Prior to 1914, the American Civil War, Franco-Prussian War, Boer War and Russo-Japanese wars had all demonstrated how effective a well-planned defensive line could be. During WWI, killing became industrialized and efficient; a three man machine gun crew could halt the advance of a whole battalion of infantry. The balance between offensive and defensive advances was only altered with the use of even more technology; the efficacy of tanks and aircraft were tested (and proved) during WWI.

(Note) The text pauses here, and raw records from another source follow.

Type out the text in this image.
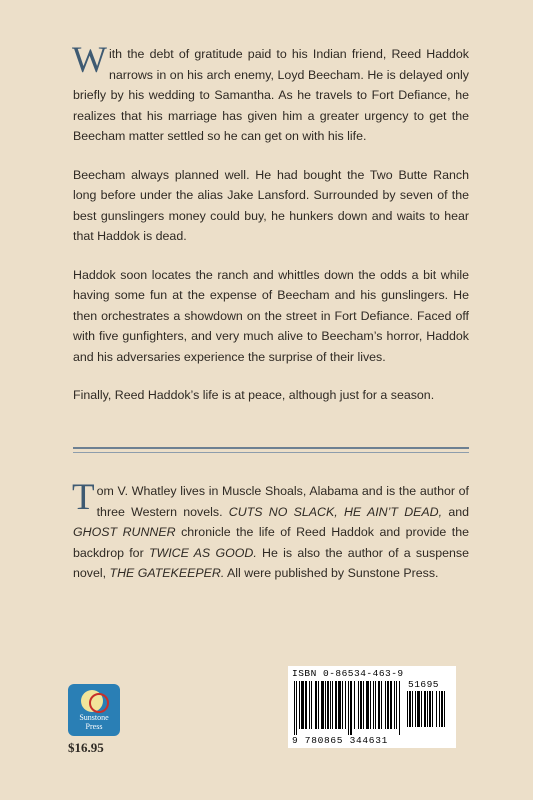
With the debt of gratitude paid to his Indian friend, Reed Haddok narrows in on his arch enemy, Loyd Beecham. He is delayed only briefly by his wedding to Samantha. As he travels to Fort Defiance, he realizes that his marriage has given him a greater urgency to get the Beecham matter settled so he can get on with his life.

Beecham always planned well. He had bought the Two Butte Ranch long before under the alias Jake Lansford. Surrounded by seven of the best gunslingers money could buy, he hunkers down and waits to hear that Haddok is dead.

Haddok soon locates the ranch and whittles down the odds a bit while having some fun at the expense of Beecham and his gunslingers. He then orchestrates a showdown on the street in Fort Defiance. Faced off with five gunfighters, and very much alive to Beecham’s horror, Haddok and his adversaries experience the surprise of their lives.

Finally, Reed Haddok’s life is at peace, although just for a season.

Tom V. Whatley lives in Muscle Shoals, Alabama and is the author of three Western novels. CUTS NO SLACK, HE AIN’T DEAD, and GHOST RUNNER chronicle the life of Reed Haddok and provide the backdrop for TWICE AS GOOD. He is also the author of a suspense novel, THE GATEKEEPER. All were published by Sunstone Press.
Sunstone
Press
$16.95
ISBN 0-86534-463-9
51695
9 780865 344631
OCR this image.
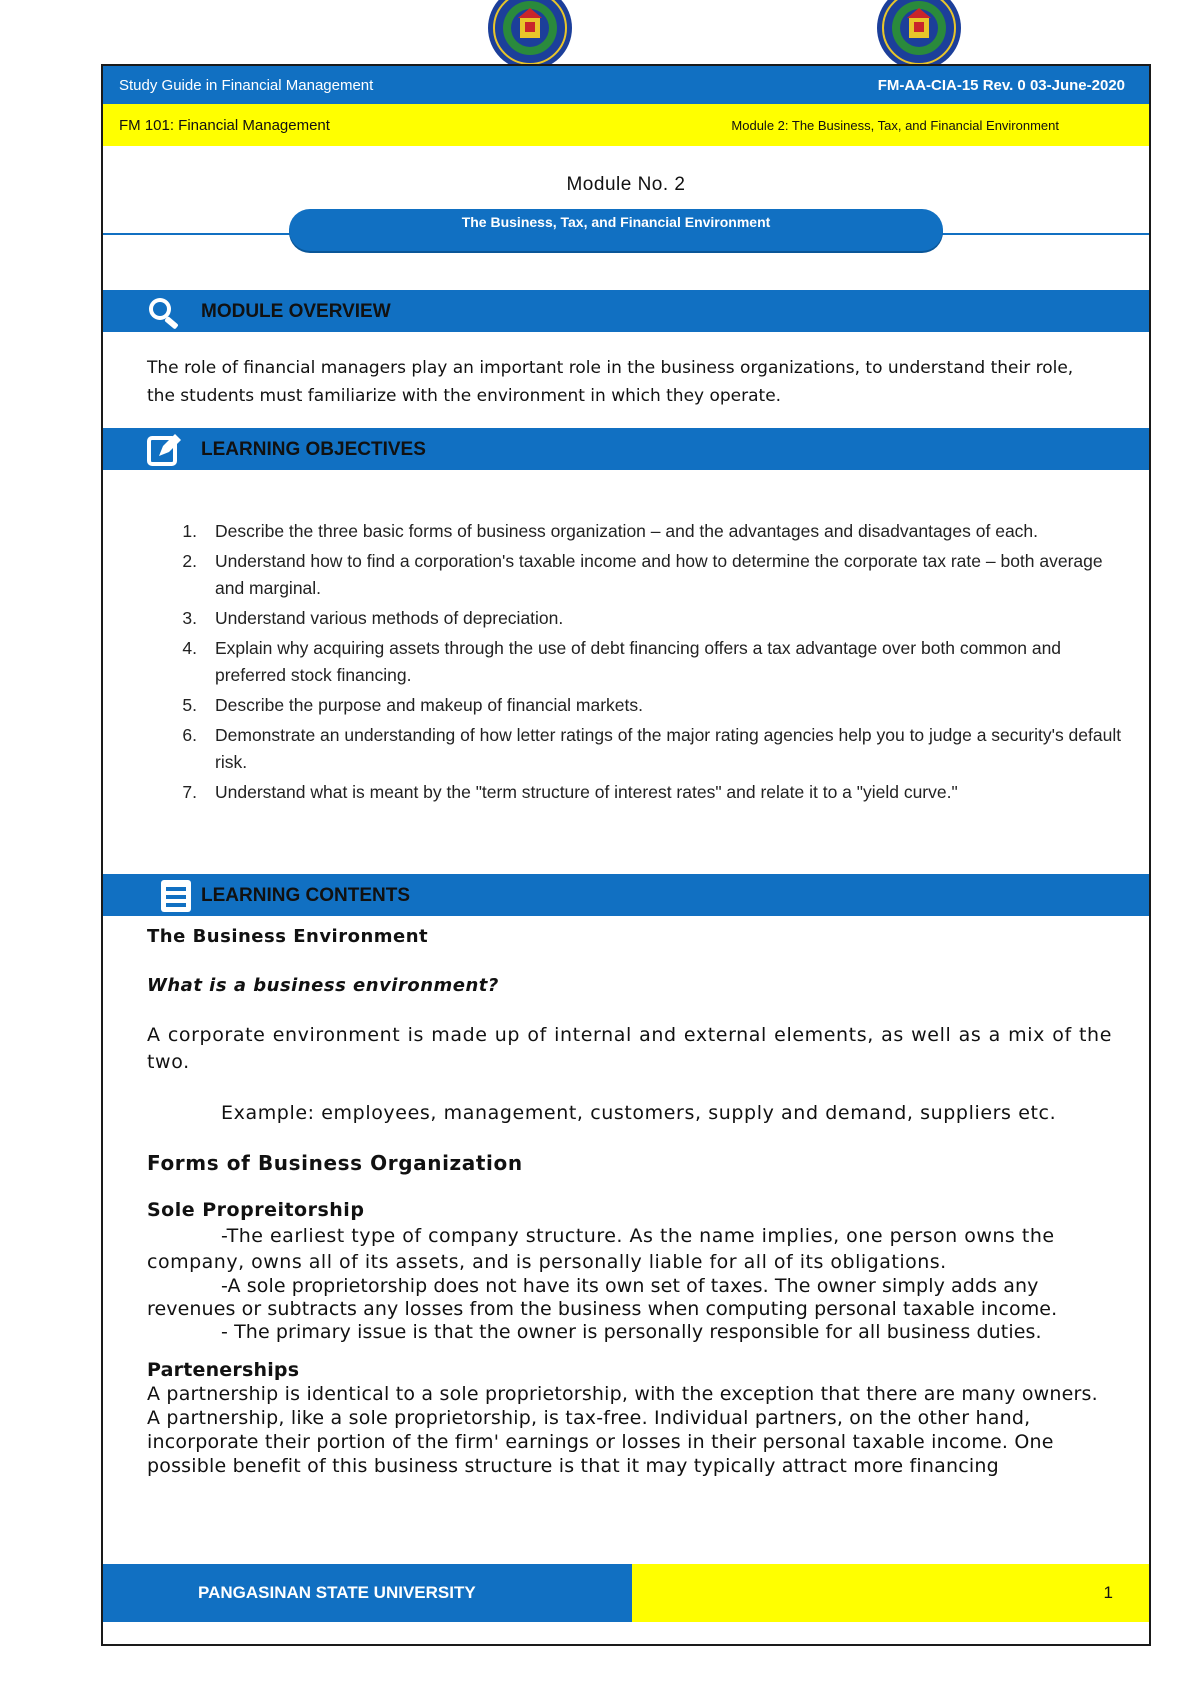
Study Guide in Financial Management	FM-AA-CIA-15 Rev. 0 03-June-2020
FM 101: Financial Management	Module 2: The Business, Tax, and Financial Environment
Module No. 2
The Business, Tax, and Financial Environment
MODULE OVERVIEW

The role of financial managers play an important role in the business organizations, to understand their role, the students must familiarize with the environment in which they operate.

LEARNING OBJECTIVES
1. Describe the three basic forms of business organization – and the advantages and disadvantages of each.
2. Understand how to find a corporation's taxable income and how to determine the corporate tax rate – both average and marginal.
3. Understand various methods of depreciation.
4. Explain why acquiring assets through the use of debt financing offers a tax advantage over both common and preferred stock financing.
5. Describe the purpose and makeup of financial markets.
6. Demonstrate an understanding of how letter ratings of the major rating agencies help you to judge a security's default risk.
7. Understand what is meant by the "term structure of interest rates" and relate it to a "yield curve."
LEARNING CONTENTS

The Business Environment

What is a business environment?

A corporate environment is made up of internal and external elements, as well as a mix of the two.

Example: employees, management, customers, supply and demand, suppliers etc.

Forms of Business Organization

Sole Propreitorship

-The earliest type of company structure. As the name implies, one person owns the company, owns all of its assets, and is personally liable for all of its obligations.

-A sole proprietorship does not have its own set of taxes. The owner simply adds any revenues or subtracts any losses from the business when computing personal taxable income.

- The primary issue is that the owner is personally responsible for all business duties.

Partenerships

A partnership is identical to a sole proprietorship, with the exception that there are many owners. A partnership, like a sole proprietorship, is tax-free. Individual partners, on the other hand, incorporate their portion of the firm' earnings or losses in their personal taxable income. One possible benefit of this business structure is that it may typically attract more financing

PANGASINAN STATE UNIVERSITY	1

July 1,1916 was the first day of the Battle of the Somme. At 07.30am, whistles were blown and eleven British infantry divisions climbed "over the top" of their trenches, and walked towards the German trenches. General Haig wrongly thought that the preceding seven days of heavy artillery bombardment had neutralized their opponents. Having safely sheltered underground for a week, the Germans emerged, set up their machine guns, and the slaughter started.
At the end of the first day, the British losses were 20,000 dead, with a further 40,000 missing or wounded. It remains the biggest single one day loss of life that the British Army has ever experienced. The Battle of the Somme ended on 13 November,1916 by which time combined British, French and German casualties totaled 1,265,000.